Monday, July 29, 2019

Secret Africa (1969)


After the exertions of last week, I'm afraid we're kicking the week off quietly with a brief 'Random Movie Trailer'.  Writing about Brutes and Savages has left me in the mood for more Mondo.  Real Mondo, of the Italian variety.  While Jacopetti and Prosperi might have been the pioneers of the genre, other film makers were equally prolific, most notably the Castiglioni brothers, who turned out five films between 1969 and 1982, kicking off with Secret Africa.  While Jacopetti and Prosperi's films tended to be globe-trotting affairs, in their search for the weird, wonderful and shocking, the Castiglionis focuse their efforts entirely upon the so called 'dark continent'.  Whether they were inspired by the success of Jacopetti and Prosperi's epic Mondo Africa Addio, I don't know - that film certainly showed that Africa was a rich source of the kind of material beloved by the genre.  Moreover, as Africa Addio had shown, the uphraval and instability that followed the colonial withdrawal from many African states provided the sort of environment in which Mondo movie makers could thrive.

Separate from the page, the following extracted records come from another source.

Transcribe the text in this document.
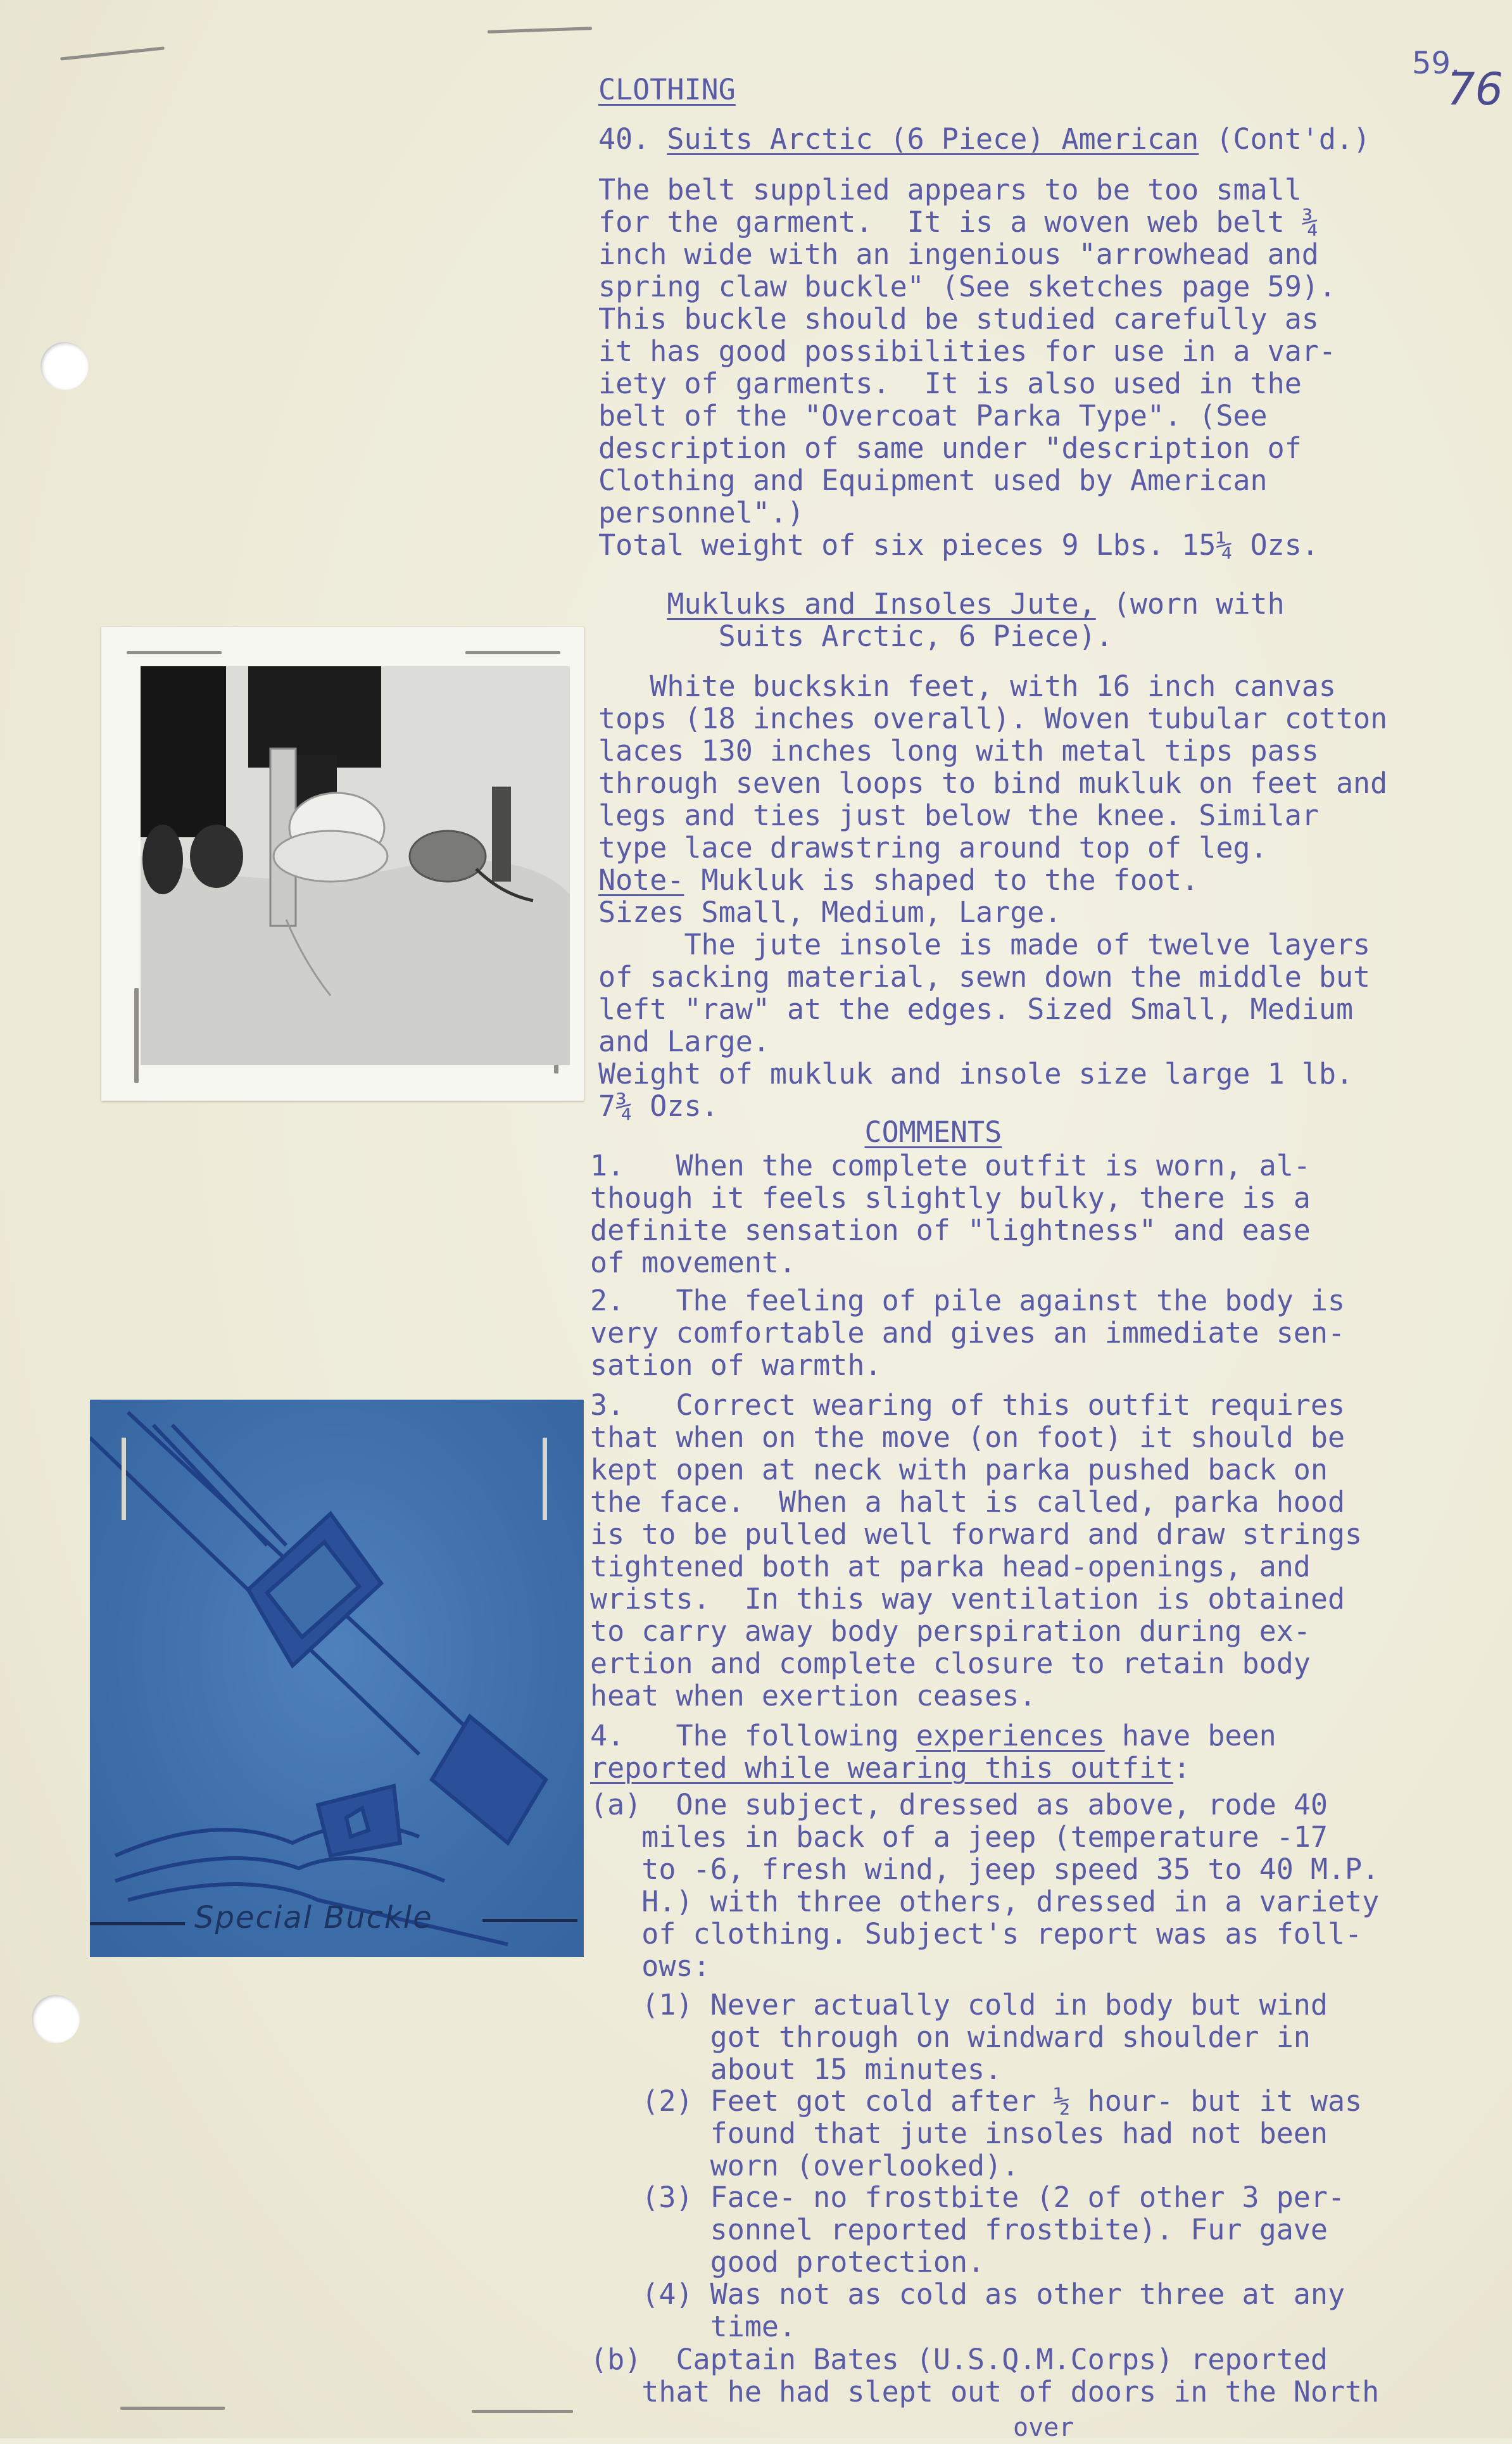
59.
76
Special Buckle
CLOTHING
40. Suits Arctic (6 Piece) American (Cont'd.)
The belt supplied appears to be too small
for the garment.  It is a woven web belt ¾
inch wide with an ingenious "arrowhead and
spring claw buckle" (See sketches page 59).
This buckle should be studied carefully as
it has good possibilities for use in a var-
iety of garments.  It is also used in the
belt of the "Overcoat Parka Type". (See
description of same under "description of
Clothing and Equipment used by American
personnel".)
Total weight of six pieces 9 Lbs. 15¼ Ozs.
Mukluks and Insoles Jute, (worn with
Suits Arctic, 6 Piece).
White buckskin feet, with 16 inch canvas
tops (18 inches overall). Woven tubular cotton
laces 130 inches long with metal tips pass
through seven loops to bind mukluk on feet and
legs and ties just below the knee. Similar
type lace drawstring around top of leg.
Note- Mukluk is shaped to the foot.
Sizes Small, Medium, Large.
The jute insole is made of twelve layers
of sacking material, sewn down the middle but
left "raw" at the edges. Sized Small, Medium
and Large.
Weight of mukluk and insole size large 1 lb.
7¾ Ozs.
COMMENTS
1.   When the complete outfit is worn, al-
though it feels slightly bulky, there is a
definite sensation of "lightness" and ease
of movement.
2.   The feeling of pile against the body is
very comfortable and gives an immediate sen-
sation of warmth.
3.   Correct wearing of this outfit requires
that when on the move (on foot) it should be
kept open at neck with parka pushed back on
the face.  When a halt is called, parka hood
is to be pulled well forward and draw strings
tightened both at parka head-openings, and
wrists.  In this way ventilation is obtained
to carry away body perspiration during ex-
ertion and complete closure to retain body
heat when exertion ceases.
4.   The following experiences have been
reported while wearing this outfit:
(a)  One subject, dressed as above, rode 40
miles in back of a jeep (temperature -17
to -6, fresh wind, jeep speed 35 to 40 M.P.
H.) with three others, dressed in a variety
of clothing. Subject's report was as foll-
ows:
(1) Never actually cold in body but wind
got through on windward shoulder in
about 15 minutes.
(2) Feet got cold after ½ hour- but it was
found that jute insoles had not been
worn (overlooked).
(3) Face- no frostbite (2 of other 3 per-
sonnel reported frostbite). Fur gave
good protection.
(4) Was not as cold as other three at any
time.
(b)  Captain Bates (U.S.Q.M.Corps) reported
that he had slept out of doors in the North
over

Unfortunately, these five films are currently next to impossible to obtain on DVD in English for affordable prices.  This trailer for the first of them, however, gives a taste of what to expect.  It's all there - the gory animal killings, the 'primitive' rituals, the promise of sexual rites, poverty, disease and a focus on jiggling bare breasts.  Indeed, the trailer keeps on cutting back to those breasts, but, like National Geographic, they are there for purely informational and educational purposes.  While it might be entirely exploitative in its treatment of its subjects, it is striking how similar some of the imagery, even in this trailer, of a poverty-stricken continent, are to that which we were to see in subsequent news reports on the famines blighting various African states in the eighties.  The continent's problems were there all along, it just seems that back in the sixties and seventies the only people chronicling them for mass media were Mondo filmmakers.  While they might have been exploiting the troubles of the continent for the purposes of entertainment, at least they can't be accused of promoting any kind of 'white saviour syndrome', as many of the charity efforts still operating today have done.  Africa, it seems, is always being exploited, one way or another.